I promise, the only name I’m naming is my own, but I doubt I’m the only one who has done this. In fact I would bet that everyone has done this at one time or another. Is there anyone out there who has not watched a terrible movie because of a TV crush? If you saw Made of Honor (which I DID NOT) you have no room to judge me. I fully admit that for the love of a TV boyfriend I have willingly endured hours of insults to cinema. And the winners are:
For Taylor Kitsch of Friday Night Lights I’ve watched The Covenant and X-Men Origins: Wolverine. The Covenant was terrible, but I didn’t expect much, so whatever, I wasted part of my afternoon. For me, the real offense here is that Wolverine didn’t have to be bad, but man was it ever. Kitsch as Gambit was brilliant casting and then he is barely in the movie, so there I am, sitting through some boring fight scenes and totally unbearable “story.” And while I probably would have seen this movie anyway, my expectations would have stayed in check if he hadn’t been in it, hence why the disappointment stings so much more.
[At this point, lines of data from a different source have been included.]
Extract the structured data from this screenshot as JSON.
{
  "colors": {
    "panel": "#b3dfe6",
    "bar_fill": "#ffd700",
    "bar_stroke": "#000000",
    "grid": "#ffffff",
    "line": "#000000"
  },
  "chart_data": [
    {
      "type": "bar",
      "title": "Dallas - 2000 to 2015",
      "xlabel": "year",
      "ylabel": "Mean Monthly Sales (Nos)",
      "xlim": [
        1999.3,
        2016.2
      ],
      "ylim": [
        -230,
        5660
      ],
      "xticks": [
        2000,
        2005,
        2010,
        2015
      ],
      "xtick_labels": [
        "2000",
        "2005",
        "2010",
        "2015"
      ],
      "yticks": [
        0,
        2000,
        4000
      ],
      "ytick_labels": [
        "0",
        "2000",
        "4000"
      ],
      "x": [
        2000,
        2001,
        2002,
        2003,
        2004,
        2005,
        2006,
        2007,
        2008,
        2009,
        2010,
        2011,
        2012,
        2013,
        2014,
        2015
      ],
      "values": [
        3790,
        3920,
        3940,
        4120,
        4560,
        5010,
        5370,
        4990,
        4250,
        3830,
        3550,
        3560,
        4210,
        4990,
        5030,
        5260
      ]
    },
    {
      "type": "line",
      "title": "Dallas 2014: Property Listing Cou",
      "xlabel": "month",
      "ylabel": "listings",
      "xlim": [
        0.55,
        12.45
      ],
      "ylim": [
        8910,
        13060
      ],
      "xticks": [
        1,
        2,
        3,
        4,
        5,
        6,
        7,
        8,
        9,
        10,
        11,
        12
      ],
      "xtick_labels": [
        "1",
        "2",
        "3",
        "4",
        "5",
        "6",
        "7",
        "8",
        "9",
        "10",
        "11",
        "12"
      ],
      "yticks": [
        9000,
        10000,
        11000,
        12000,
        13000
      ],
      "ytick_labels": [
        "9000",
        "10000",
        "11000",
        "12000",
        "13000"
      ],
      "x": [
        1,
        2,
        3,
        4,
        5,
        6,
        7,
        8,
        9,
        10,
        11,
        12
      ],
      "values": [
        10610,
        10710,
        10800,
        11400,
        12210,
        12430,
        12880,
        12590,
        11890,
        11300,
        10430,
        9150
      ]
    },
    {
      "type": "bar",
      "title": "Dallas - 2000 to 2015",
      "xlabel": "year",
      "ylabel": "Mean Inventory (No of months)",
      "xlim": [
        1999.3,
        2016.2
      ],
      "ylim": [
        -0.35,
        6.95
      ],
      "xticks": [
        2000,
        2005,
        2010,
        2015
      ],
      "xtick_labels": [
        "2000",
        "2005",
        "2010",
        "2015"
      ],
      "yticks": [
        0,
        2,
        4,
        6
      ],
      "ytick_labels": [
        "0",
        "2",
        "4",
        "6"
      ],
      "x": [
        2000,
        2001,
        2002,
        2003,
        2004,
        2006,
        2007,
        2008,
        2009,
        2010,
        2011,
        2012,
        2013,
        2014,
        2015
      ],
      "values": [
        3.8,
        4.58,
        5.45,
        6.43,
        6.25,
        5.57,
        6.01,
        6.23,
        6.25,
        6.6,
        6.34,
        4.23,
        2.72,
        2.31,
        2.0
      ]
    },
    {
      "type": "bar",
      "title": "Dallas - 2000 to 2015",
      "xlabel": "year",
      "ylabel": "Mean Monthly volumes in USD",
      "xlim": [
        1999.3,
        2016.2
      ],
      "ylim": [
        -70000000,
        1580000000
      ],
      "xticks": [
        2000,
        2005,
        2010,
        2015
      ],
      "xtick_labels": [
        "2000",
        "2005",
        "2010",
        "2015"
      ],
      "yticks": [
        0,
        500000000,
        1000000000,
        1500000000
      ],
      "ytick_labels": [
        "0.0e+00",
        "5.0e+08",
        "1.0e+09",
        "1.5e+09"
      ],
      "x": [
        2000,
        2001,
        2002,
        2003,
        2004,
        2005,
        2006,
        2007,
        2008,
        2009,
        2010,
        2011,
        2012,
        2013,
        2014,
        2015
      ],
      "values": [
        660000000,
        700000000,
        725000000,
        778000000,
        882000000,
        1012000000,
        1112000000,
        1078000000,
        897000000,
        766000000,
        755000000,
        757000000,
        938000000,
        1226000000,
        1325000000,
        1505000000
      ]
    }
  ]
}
For Jensen Ackles of Supernatural I’ve watched Devour, My Bloody Valentine, and 10 Inch Hero. I liked My Bloody Valentine; I thought it was an entertaining horror movie that actually gave me the creeps. Other than that, Jensen has made some poor poor life choices, and I have been right there along with him supporting them, so obviously I’m an enabler. It has kind of turned into a game, watching movies he’s in just to see how bad they are. Devour is incomprehensible: somehow it involves some incest, a mind-control video game that causes kids to kill, and the devil. I’m fairly sure I was sober when I watched this, but trying now to remember how all these pieces fit together, maybe I wasn’t. I think we are all better off it I don’t try to explain 10 Inch Hero, but I assure you, it isn’t porn. It might be less embarrassing for all involved if it were porn. Oh well, I think that movie is where he met his wife, so at least that is a win for someone. For me, I have some memories to repress.
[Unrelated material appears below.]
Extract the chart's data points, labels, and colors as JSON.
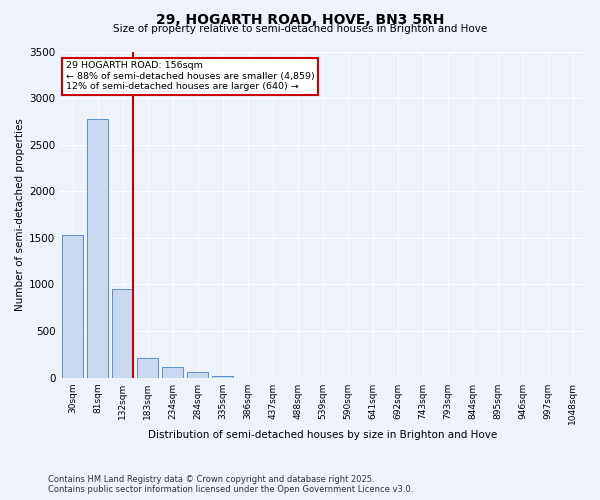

For Joshua Jackson of Dawson’s Creek and Fringe I’ve watched Urban Legend, Cruel Intentions, The Skulls, and Gossip. I think this list kind of dates me a bit, but age isn’t my problem when I look at this list. What I realize is that other than Gossip, I don’t regret my choice to watch these movies. I don’t even regret that I watched Urban Legend last Halloween, or that I will most likely watch it this Halloween. Seriously, it’s one of the most amazingly bad horror movies! But as much as I enjoy Mr. Jackson’s body of work, I don’t think a one of these stands out as timeless art, and if my mother had any idea what I was doing with my time when I was supposed to be in high school, I think she would have a, well, problem. In the what-else-could-I’ve-done-with-my-time ledger of life, I think my mom might have a point.
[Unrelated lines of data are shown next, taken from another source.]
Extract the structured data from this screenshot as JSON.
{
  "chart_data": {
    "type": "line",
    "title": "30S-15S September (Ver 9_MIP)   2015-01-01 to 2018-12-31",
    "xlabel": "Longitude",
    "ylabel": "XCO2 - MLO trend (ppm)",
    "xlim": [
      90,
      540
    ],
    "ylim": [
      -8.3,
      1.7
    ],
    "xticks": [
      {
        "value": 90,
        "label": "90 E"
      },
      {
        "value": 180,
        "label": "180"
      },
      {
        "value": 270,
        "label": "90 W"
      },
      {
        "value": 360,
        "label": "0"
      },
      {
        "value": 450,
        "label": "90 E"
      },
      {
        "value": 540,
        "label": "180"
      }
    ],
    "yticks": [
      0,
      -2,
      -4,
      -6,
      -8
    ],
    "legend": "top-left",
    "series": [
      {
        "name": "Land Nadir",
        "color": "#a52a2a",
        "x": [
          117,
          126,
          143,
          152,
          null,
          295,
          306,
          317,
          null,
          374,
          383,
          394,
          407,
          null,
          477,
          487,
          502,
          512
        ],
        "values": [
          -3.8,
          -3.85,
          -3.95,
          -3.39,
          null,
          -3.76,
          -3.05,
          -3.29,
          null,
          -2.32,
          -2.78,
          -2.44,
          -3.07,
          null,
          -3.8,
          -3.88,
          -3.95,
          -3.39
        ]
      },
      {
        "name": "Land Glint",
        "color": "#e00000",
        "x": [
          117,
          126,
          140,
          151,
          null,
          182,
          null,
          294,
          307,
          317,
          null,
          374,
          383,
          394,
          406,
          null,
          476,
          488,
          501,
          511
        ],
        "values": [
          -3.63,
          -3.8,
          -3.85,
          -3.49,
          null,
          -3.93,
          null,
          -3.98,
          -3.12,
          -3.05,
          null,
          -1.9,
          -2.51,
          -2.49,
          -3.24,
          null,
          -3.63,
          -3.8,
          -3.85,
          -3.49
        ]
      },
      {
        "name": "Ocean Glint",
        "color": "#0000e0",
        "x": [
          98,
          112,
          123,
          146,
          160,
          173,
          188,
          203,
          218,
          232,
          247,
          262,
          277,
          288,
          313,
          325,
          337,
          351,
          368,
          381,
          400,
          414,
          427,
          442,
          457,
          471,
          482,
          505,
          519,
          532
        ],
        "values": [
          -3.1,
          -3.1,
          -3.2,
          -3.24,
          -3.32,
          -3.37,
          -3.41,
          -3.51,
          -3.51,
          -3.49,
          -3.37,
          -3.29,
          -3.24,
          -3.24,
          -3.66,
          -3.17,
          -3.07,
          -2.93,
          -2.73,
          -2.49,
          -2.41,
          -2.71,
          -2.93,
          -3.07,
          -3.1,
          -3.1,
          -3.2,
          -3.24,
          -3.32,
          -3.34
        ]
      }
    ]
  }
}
For Adam Brody of The O.C. I’ve watched In the Land of Women. I put this on my list because this movie is so bad! This cancer-ridden family-drama/running-shoe-ad quarterlife-crisis is a really wretched movie. I shudder every time I see it on the shelf at Target, occasionally, when a crossword clue escapes me, I wonder if I actually lost brain cells in that hour and a half, and it makes it so I have to admit to one extra Kristen Stewart movie I’ve seen that could have been avoided. Adam Brody, you owe me.
For Scott Speedman of Felicity I’ve watched Underworld, and Underworld Evolution. I kind of enjoy Underworld more than any person should. It is one of my top go-to rainy-day movies. The whole thing is so over the top and ridiculous, even more so than I could have imagine when I rented it for the first time because I needed a Scott Speedman broody-face fix. And the second movie is just as awesomely bad as the first. But, because I watched the first two I felt compelled to finish the series, and Underworld 3: Rise of the Lycans isn’t fun-bad: it’s just atrocious: horrible story, wretched pacing, lame fight scenes, all over just a turkey of a movie. So, while I should thank Scotty-boy for being in two awful-but-amazing movies (especially because at the time I watched the first one, I had no idea I saw future TV boyfriend Wentworth Miller!), I have some discomfort with the chain of causality that led to Underworld 3: Lame of the Lamest.
Honorable Mentions: Movies I watched for a TV boyfriend that turned out to be good despite what I thought going into it.
For Bradley Cooper of Alias and Kitchen Confidential I watched The Hangover, and laughed until I couldn’t breath.
For Benjamin Mackenzie of The O.C. and Southland I watched Junebug, and experienced a well-made journey with a dysfunctional family, as well as my introduction to the brilliant Amy Adams.
For John Krazinski of The Office I watched Away We Go, and was pleasantly surprised by how sweet and entertaining this potential hipster-black-hole was.
I wish I could say that looking at this has made me learn my lesson, but I have to admit: I will probably always watch bad movies for my TV boyfriends. Nathan Fillion's opus White Noise 2 is looking very tempting right about now.